Duas entrevistas recentes chamaram a atenção por seus argumentos. Uma com o psicólogo e filósofo australiano Richard D. Roberts sobre educação socioemocional e outra com o professor de justiça criminal Adam Lankford sobre as causas dos tiroteios em massa que acontecem de forma recorrente em escolas nos Estados Unidos.
Richard D. Roberts fala sobre as vantagens práticas (leia-se econômicas) da educação emocional, como pesquisas que mostram o retorno de 7 dólares para cada dólar investido em programas com esse enfoque, a consequente queda nos gastos com criminalidade, saúde pública e serviço social, etc.
Adam Lankford aponta o acesso massivo da população civil a armamentos e a pressão que a sociedade americana exerce sobre seus cidadãos, ao estimular a busca pelo sucesso, fama e riqueza como forma de medir o valor do indivíduo, como causas desses massacres que acontecem principalmente no ambiente escolar universitário e no espaço de trabalho, onde o estímulo à competição impera.
No caso da educação emocional, fica claro que é preciso encontrar argumentos de eficiência econômica para convencer a sociedade competitiva das vantagens dessa abordagem. Infelizmente, isso transforma o conceito numa fórmula mecânica. Em um determinado momento da entrevista o psicólogo diz que os estudantes são treinados para aprender a pensar formas de resolver seus incômodos, ao invés de fugir ou se afogar nas próprias emoções. Parece interessante, mas se os resultados desse treinamento forem medidos e comparados com os de outros estudante e se o futuro do profissional depender desse resultado, a excelência em educação sociemocional passa a ser um objetivo competitivo, o que anula a essência da proposta.
O culto ao sucesso está diretamente relacionado ao grande número de casos de depressão, esquizofrenia, paranoia e narcisismo, que são características comuns dos atiradores que protagonizam esses massacres. A resistência do Congresso dos Estados Unidos a restringir o acesso da população civil a armamentos se justifica por essa mesma lógica que privilegia a defesa das liberdades individuais acima dos interesses coletivos, pensamento esse que é essencial para a sociedade norte americana, e por consequência, para o mundo globalizado, que é fortemente influenciado por essa cultura.

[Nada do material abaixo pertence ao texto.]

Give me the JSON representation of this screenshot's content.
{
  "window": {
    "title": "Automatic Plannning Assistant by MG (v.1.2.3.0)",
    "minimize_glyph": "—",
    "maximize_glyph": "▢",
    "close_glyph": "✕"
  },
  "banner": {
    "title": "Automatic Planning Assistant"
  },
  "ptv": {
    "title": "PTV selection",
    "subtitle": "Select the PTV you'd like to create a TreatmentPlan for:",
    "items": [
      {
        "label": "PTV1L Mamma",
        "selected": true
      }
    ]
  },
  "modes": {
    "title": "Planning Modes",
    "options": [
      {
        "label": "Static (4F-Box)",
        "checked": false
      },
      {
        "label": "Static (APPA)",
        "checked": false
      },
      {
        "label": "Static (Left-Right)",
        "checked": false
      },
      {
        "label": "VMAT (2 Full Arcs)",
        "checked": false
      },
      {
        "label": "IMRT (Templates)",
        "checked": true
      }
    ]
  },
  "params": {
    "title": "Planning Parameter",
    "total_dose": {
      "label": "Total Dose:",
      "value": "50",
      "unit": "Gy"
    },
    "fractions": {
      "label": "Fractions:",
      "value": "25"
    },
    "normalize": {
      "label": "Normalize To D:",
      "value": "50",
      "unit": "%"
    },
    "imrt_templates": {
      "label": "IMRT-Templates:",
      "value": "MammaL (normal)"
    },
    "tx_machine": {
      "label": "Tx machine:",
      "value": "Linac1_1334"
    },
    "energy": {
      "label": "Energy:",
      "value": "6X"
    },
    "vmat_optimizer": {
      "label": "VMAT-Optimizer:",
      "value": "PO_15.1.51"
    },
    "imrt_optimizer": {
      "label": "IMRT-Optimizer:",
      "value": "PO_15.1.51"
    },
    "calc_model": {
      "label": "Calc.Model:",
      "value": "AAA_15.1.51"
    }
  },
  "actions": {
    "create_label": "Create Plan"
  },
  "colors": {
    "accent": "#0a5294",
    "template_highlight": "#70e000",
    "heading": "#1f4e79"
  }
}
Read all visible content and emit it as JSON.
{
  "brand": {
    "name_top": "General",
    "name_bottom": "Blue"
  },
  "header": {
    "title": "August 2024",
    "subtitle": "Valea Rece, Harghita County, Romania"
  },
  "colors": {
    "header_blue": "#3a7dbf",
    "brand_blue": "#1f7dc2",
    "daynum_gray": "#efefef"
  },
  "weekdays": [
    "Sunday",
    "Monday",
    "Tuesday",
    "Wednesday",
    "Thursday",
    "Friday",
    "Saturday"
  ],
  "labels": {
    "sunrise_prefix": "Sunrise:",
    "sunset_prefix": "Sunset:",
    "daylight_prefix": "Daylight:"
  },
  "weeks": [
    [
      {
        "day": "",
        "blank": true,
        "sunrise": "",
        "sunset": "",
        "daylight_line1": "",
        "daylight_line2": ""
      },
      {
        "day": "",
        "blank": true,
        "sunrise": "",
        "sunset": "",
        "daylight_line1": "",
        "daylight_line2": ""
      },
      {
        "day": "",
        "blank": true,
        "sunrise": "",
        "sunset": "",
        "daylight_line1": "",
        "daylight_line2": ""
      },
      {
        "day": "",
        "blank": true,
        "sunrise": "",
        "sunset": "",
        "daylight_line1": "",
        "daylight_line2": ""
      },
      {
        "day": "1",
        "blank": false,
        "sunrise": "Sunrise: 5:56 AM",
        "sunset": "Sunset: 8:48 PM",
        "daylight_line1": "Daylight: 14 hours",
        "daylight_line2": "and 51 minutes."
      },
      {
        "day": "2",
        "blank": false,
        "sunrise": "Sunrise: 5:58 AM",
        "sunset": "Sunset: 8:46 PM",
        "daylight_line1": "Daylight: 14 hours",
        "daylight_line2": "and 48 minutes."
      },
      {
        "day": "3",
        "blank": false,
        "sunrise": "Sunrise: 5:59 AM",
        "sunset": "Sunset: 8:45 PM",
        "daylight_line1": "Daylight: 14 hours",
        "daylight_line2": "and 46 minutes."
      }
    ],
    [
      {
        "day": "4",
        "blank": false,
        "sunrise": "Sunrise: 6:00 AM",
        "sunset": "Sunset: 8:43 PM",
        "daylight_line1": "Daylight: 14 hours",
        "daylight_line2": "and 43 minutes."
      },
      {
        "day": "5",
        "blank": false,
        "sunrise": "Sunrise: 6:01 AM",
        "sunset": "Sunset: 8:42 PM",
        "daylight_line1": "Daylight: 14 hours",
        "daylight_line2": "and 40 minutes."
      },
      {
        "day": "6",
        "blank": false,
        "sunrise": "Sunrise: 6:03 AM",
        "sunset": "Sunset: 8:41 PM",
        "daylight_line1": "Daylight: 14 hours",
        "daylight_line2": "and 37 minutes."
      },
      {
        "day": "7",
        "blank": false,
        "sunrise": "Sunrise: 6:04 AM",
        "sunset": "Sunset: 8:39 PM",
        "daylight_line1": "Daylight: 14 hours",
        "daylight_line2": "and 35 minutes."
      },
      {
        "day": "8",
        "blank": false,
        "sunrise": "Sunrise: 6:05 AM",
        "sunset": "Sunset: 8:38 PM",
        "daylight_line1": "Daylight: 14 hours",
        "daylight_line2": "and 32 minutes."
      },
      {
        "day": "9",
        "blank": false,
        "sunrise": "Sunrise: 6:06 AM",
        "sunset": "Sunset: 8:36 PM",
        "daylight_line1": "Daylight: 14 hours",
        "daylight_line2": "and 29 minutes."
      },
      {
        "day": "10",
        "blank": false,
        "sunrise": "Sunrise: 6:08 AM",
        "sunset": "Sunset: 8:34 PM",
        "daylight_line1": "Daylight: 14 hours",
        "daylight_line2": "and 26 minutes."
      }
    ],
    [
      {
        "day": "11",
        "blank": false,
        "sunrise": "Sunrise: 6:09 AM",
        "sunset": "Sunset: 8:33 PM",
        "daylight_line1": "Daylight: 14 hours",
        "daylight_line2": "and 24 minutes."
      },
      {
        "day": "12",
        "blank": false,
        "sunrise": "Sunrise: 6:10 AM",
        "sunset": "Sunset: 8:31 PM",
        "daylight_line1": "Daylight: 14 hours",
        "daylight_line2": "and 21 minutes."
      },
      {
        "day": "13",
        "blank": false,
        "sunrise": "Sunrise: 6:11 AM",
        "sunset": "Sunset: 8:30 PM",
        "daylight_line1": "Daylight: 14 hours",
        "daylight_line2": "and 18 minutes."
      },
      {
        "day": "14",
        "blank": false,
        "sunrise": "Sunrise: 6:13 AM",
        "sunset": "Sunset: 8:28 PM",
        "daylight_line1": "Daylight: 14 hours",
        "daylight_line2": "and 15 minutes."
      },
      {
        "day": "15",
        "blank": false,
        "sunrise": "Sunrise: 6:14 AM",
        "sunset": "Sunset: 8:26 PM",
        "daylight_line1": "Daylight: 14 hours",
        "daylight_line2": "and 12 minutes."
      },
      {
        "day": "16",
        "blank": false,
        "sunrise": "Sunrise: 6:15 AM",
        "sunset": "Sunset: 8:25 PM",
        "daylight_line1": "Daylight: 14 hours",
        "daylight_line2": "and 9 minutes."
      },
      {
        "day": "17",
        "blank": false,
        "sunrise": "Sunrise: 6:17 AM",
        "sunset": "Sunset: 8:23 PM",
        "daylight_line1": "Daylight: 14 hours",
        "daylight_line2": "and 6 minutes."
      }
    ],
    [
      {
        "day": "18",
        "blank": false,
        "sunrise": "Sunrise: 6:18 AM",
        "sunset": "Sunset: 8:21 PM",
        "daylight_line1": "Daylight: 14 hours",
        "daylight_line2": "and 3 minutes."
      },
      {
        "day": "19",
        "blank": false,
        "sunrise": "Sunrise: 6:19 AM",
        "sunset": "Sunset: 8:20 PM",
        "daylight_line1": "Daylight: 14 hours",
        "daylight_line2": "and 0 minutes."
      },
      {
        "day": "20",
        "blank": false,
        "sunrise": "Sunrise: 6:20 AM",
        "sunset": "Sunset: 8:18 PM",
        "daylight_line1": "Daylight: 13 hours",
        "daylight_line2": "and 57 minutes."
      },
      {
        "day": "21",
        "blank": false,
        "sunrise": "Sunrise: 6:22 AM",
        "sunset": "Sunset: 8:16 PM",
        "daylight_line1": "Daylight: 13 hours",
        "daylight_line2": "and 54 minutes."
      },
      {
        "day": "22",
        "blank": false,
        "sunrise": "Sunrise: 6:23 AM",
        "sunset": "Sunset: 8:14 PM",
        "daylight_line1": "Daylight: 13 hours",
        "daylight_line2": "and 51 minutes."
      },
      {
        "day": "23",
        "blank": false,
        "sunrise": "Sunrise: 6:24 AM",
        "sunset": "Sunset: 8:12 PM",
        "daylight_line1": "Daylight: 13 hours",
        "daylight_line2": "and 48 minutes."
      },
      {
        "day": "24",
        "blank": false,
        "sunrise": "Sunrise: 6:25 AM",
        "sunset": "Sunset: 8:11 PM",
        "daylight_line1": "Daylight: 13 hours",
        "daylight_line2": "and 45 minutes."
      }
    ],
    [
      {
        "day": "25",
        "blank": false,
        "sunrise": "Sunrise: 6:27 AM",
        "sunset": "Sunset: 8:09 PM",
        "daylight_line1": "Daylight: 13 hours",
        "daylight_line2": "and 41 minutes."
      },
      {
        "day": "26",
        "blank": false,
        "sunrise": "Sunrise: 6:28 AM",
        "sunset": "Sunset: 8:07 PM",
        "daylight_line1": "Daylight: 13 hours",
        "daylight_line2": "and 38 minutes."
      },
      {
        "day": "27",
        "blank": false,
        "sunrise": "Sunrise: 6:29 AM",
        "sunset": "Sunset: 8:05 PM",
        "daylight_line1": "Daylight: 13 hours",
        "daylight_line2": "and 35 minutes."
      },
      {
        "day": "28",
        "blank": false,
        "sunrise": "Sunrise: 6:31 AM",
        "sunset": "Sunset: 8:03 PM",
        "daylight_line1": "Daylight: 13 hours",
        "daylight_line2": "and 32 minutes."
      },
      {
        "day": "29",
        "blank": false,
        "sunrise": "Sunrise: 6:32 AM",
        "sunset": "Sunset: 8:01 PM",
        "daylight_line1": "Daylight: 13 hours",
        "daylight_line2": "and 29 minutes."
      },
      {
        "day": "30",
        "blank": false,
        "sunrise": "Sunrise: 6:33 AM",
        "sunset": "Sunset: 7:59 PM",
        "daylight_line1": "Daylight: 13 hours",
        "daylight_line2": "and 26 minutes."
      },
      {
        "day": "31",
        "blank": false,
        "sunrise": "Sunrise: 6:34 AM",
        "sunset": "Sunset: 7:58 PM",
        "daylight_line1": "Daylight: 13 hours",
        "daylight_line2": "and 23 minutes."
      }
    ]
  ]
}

No filme de Roman Polanski de 2011, ” Deus da Carnificina”, baseado numa peça de teatro, dois casais se encontram para resolver um conflito entre seus filhos. O filho de um deles acertou a cabeça do filho do outro com um bastão, quebrando dentes e desfigurando temporariamente o adolescente. O que começa como uma tentativa de educar, civilizar e construir um senso de responsabilidade e comunidade nos filhos, rapidamente se transforma num desfile de egos, mesquinharias e frustrações, expondo a incoerência do discurso dos pais e de suas escolhas e convicções pessoais. Ainda assim no final os dois adolescentes conversam amigavelmente.
Nós somos os filhos de uma sociedade e de uma cultura que muitas vezes têm um discurso de valorização da convivência das diferenças, educação para a paz, busca de consenso, etc, mas que, na essência, se estrutura no estímulo à competição, na defesa cega das liberdades individuais, valorizando prioritariamente o sucesso financeiro. Existe uma incompatibilidade essencial entre essas duas posturas e cabe a nós abrir os olhos e compreender essa incoerência, se quisermos de fato mudar as coisas.
Mauricio Zanolini
A competição é a causa de muitos conflitos, precisamos educar para a cooperação e a convivência fraterna e pacífica. Só assim teremos um mundo mais humano e uma vida melhor.